How Much Do You Trust Your Employees?

Being a managed services provider of IT support in Orange County, California, we are often asked by our clients to help monitor, lockdown, or otherwise check up on employees of the company.

Some businesses don’t trust their employees at all and require us to implement several tools to make sure their staff is on task and not doing anything they shouldn’t be doing. Other companies take a hands-off approach and believe in their employees (sometimes when they shouldn’t)

During the onboarding process, you should be absolutely clear that company-issued devices are the property of the company. Employees should have no expectation of privacy on those devices and any communication, search history or other kinds of access can and will be monitored.

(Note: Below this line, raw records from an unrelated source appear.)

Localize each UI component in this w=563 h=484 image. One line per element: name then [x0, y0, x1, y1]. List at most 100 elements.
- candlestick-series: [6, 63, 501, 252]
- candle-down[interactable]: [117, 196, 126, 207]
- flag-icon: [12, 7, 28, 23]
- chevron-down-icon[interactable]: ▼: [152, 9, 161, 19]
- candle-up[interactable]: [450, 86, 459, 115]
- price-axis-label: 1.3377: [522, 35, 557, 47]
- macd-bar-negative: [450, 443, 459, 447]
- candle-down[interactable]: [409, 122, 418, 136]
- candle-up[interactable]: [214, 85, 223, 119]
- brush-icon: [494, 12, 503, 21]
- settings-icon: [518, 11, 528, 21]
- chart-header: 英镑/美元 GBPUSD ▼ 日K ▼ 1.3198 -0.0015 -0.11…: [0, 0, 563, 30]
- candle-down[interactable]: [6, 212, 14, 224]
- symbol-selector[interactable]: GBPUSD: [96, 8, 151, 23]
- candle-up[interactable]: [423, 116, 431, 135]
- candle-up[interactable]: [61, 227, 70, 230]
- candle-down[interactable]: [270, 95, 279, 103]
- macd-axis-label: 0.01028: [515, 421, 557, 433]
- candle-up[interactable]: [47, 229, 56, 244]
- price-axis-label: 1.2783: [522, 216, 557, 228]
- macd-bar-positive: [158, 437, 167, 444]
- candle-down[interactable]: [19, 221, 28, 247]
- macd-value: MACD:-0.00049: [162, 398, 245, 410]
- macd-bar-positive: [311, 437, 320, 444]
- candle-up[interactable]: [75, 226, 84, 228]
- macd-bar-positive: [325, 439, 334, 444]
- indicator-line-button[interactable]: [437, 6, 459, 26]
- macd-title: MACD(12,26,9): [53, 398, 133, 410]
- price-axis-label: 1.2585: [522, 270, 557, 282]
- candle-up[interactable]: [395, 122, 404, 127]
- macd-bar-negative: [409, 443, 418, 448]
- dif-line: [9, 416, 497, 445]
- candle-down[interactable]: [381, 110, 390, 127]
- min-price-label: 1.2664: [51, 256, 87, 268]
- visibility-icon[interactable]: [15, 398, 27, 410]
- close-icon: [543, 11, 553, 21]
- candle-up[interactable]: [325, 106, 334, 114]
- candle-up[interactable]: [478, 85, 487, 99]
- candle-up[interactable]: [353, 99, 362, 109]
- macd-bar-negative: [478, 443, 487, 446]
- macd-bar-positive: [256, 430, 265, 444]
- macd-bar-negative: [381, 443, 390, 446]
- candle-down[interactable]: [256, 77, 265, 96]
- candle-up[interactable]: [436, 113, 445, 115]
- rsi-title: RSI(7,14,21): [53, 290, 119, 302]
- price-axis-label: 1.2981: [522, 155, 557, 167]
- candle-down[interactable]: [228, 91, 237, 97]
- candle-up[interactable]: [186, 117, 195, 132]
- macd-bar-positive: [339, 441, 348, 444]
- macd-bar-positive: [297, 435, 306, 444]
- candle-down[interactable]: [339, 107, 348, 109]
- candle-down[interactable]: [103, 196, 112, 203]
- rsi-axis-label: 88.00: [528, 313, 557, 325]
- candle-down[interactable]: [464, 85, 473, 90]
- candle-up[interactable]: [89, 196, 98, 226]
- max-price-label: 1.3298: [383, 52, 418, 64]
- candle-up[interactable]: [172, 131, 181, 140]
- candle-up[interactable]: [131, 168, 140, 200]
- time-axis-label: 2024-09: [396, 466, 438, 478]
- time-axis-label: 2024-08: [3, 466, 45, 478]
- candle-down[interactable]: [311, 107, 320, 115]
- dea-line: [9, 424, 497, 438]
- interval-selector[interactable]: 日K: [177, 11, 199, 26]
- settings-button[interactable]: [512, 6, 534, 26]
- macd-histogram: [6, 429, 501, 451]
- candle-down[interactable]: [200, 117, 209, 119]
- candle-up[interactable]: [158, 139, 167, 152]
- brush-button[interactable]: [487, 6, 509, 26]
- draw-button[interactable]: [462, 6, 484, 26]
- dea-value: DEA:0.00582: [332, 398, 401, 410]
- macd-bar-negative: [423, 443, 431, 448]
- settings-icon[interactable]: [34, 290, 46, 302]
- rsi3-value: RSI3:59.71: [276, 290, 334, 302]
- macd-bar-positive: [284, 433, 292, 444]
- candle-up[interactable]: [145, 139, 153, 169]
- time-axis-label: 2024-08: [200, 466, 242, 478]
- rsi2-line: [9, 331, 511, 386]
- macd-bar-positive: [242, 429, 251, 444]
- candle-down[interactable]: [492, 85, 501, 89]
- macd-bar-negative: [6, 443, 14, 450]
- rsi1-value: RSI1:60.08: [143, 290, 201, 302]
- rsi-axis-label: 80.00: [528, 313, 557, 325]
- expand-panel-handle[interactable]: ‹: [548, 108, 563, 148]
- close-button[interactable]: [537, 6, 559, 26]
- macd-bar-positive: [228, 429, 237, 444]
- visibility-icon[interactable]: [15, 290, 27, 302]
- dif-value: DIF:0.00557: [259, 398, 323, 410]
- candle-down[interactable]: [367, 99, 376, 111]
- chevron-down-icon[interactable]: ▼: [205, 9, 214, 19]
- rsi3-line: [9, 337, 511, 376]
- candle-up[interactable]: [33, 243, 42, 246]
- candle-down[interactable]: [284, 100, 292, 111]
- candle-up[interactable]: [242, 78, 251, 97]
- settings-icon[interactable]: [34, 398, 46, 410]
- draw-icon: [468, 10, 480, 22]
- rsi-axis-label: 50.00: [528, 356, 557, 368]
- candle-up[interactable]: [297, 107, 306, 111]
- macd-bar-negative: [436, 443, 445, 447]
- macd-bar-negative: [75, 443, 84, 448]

So, how much monitoring is too much, and how much is not enough? It’s a very fine line to walk for sure. Here are some of the things you should absolutely implement and maybe a few you can let go.

Web History

One thing that every company should be filtering and monitoring is web history. This can not only protect the company in the event of illegal activities, but it can also pinpoint staff members who are spending too much time on social media.

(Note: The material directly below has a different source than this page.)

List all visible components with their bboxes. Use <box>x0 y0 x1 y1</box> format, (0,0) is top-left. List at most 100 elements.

The internet should also be filtered so you can block out specific categories of websites like pornography or shopping or streaming video. You would need to decide as a management team what categories you will allow and disallow. Some companies even block access to outside email providers like Gmail and Yahoo to make sure that sensitive company data is not being sent.

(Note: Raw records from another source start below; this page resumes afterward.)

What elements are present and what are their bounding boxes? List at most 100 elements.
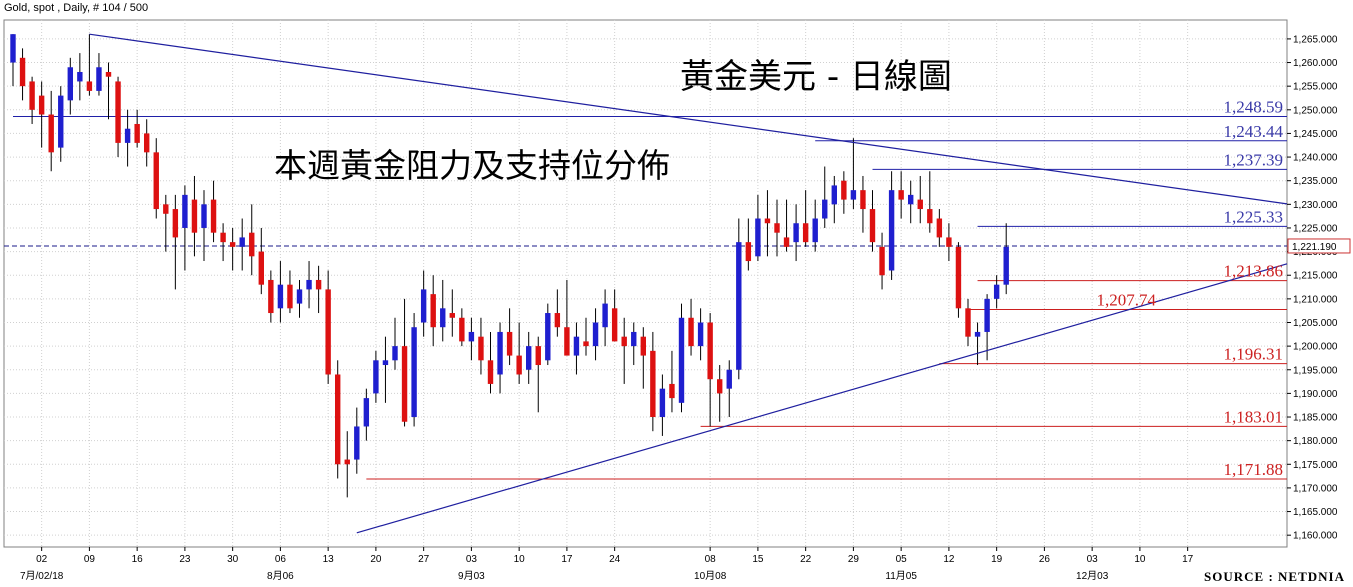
candle-bull: [831, 185, 837, 205]
support-label: 1,213.86: [1224, 262, 1284, 281]
candle-bull: [592, 322, 599, 347]
candle-bear: [621, 336, 627, 347]
y-tick-label: 1,240.000: [1293, 153, 1338, 164]
candle-bull: [382, 360, 389, 366]
candle-bear: [344, 459, 350, 465]
candle-bear: [917, 199, 923, 210]
candle-bull: [373, 360, 379, 394]
candle-bear: [325, 289, 331, 375]
candle-bear: [669, 383, 675, 399]
candle-bear: [487, 360, 494, 384]
candle-bear: [134, 123, 140, 143]
resistance-label: 1,225.33: [1224, 207, 1284, 226]
y-tick-label: 1,225.000: [1293, 223, 1338, 234]
x-tick-label: 10: [1134, 554, 1146, 565]
x-tick-label: 24: [609, 554, 621, 565]
candle-bear: [19, 57, 26, 87]
support-label: 1,183.01: [1224, 407, 1284, 426]
candle-bear: [516, 355, 522, 375]
candle-bear: [869, 209, 876, 243]
candle-bull: [726, 369, 732, 389]
x-tick-label: 02: [36, 554, 48, 565]
resistance-label: 1,248.59: [1224, 97, 1284, 116]
x-tick-label: 13: [323, 554, 335, 565]
x-month-label: 12月03: [1076, 570, 1109, 582]
candle-bear: [172, 209, 179, 238]
x-tick-label: 08: [705, 554, 717, 565]
x-tick-label: 23: [179, 554, 191, 565]
chart-subtitle: 本週黃金阻力及支持位分佈: [274, 146, 670, 185]
candle-bear: [86, 81, 93, 91]
candle-bull: [573, 336, 580, 356]
candle-bull: [182, 194, 188, 228]
candle-bear: [783, 237, 790, 247]
candle-bear: [717, 379, 723, 394]
candle-bull: [363, 398, 370, 427]
y-tick-label: 1,245.000: [1293, 129, 1338, 140]
candle-bear: [29, 81, 35, 110]
x-tick-label: 27: [418, 554, 430, 565]
x-month-label: 9月03: [458, 570, 485, 582]
last-price-label: 1,221.190: [1292, 242, 1337, 253]
y-tick-label: 1,265.000: [1293, 34, 1338, 45]
candle-bear: [335, 374, 341, 465]
candle-bull: [822, 199, 828, 219]
candle-bear: [764, 218, 771, 224]
support-label: 1,196.31: [1224, 345, 1284, 364]
candle-bear: [707, 322, 713, 380]
candle-bull: [67, 67, 73, 101]
candle-bear: [48, 114, 54, 153]
candle-bear: [163, 204, 169, 214]
candle-bear: [115, 81, 121, 143]
y-tick-label: 1,165.000: [1293, 507, 1338, 518]
candle-bear: [287, 284, 293, 309]
y-tick-label: 1,160.000: [1293, 531, 1338, 542]
last-price-box: [1287, 238, 1351, 254]
candle-bull: [659, 388, 666, 418]
x-tick-label: 22: [800, 554, 812, 565]
candle-bear: [745, 242, 752, 262]
candles: [10, 34, 1009, 498]
x-tick-label: 20: [370, 554, 382, 565]
candle-bear: [153, 152, 159, 210]
candle-bull: [984, 298, 990, 332]
x-tick-label: 29: [848, 554, 860, 565]
grid: [3, 19, 1288, 548]
y-tick-label: 1,175.000: [1293, 460, 1338, 471]
candle-bear: [898, 190, 904, 200]
candle-bear: [564, 327, 570, 356]
candle-bear: [965, 308, 971, 337]
candle-bear: [927, 209, 933, 224]
x-month-label: 11月05: [885, 570, 917, 582]
candle-bull: [354, 426, 360, 460]
y-tick-label: 1,210.000: [1293, 294, 1338, 305]
candle-bear: [258, 251, 264, 285]
candle-bear: [583, 341, 589, 347]
y-tick-label: 1,235.000: [1293, 176, 1338, 187]
x-tick-label: 19: [991, 554, 1003, 565]
candle-bear: [449, 313, 455, 318]
y-tick-label: 1,170.000: [1293, 483, 1338, 494]
candle-bull: [392, 346, 398, 361]
x-tick-label: 17: [1182, 554, 1194, 565]
y-tick-label: 1,185.000: [1293, 413, 1338, 424]
candle-bear: [774, 223, 780, 233]
y-tick-label: 1,260.000: [1293, 58, 1338, 69]
candle-bull: [420, 289, 427, 323]
candle-bear: [220, 232, 226, 243]
x-tick-label: 30: [227, 554, 239, 565]
candle-bear: [946, 237, 952, 247]
x-tick-label: 06: [275, 554, 287, 565]
x-tick-label: 10: [514, 554, 526, 565]
trendlines: [89, 33, 1288, 534]
candle-bear: [315, 279, 322, 290]
candle-bear: [105, 71, 112, 77]
y-tick-label: 1,250.000: [1293, 105, 1338, 116]
x-tick-label: 05: [896, 554, 908, 565]
candle-bull: [678, 317, 685, 403]
y-tick-label: 1,200.000: [1293, 342, 1338, 353]
candle-bear: [554, 313, 561, 328]
chart-header: Gold, spot , Daily, # 104 / 500: [4, 2, 149, 14]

There are companies that can go a little overboard here and completely block all websites except ones that are whitelisted only. At that point, you clearly don’t trust your staff, or you have some serious security requirements for the type of business you do.

If you have to ask if the policies are a little too harsh, they might just be. You can loosen the reigns a little and see how it goes. If productivity suffers, you can tighten them up again.


I am always surprised at the number of people who apply for new jobs, talk bad about their company, management or co-workers, or even send sensitive documents over company email. That is one place where it’s almost a guarantee it can be seen by someone else.

IT support providers are often tasked with granting access to a mailbox of a current employee to a manager or other staff. Someone else could have access to your inbox right now. When you are in your company email, there should be no expectation of privacy at all.

Again, there are some companies that will take this to an extreme level and get copied on all messages going in and out of the company. That sounds like a whole lot of work for management, and at that point, you may need to look at your hiring process if you are that distrustful of your employees.

As management, I recommend you only access an employee’s inbox if their behavior, productivity, or attitude warrants a second look.

File or Program Access

Another area you might want to monitor, especially if someone has given notice or has been acting strangely, is their file access or attempts to access areas of your line of business apps that they generally don’t need.

Someone with unrestricted access to areas like client databases or management files could do some serious damage in those areas. There are programs that will let you know exactly who is getting into what files and when to help you with any legal proceedings if it came down to it.

The best solution here is to make sure all employees only have as much access as they need to get there job done and nothing above and beyond that.

The bottom line is that if your hiring process is on point, and your employees haven’t ever given you a reason to worry, you may want to make sure they continue to feel that way. Employees with someone constantly looking over their shoulder might not stay employees for long. Give them a little bit of trust, and they might just surprise you with how dedicated they are to your company.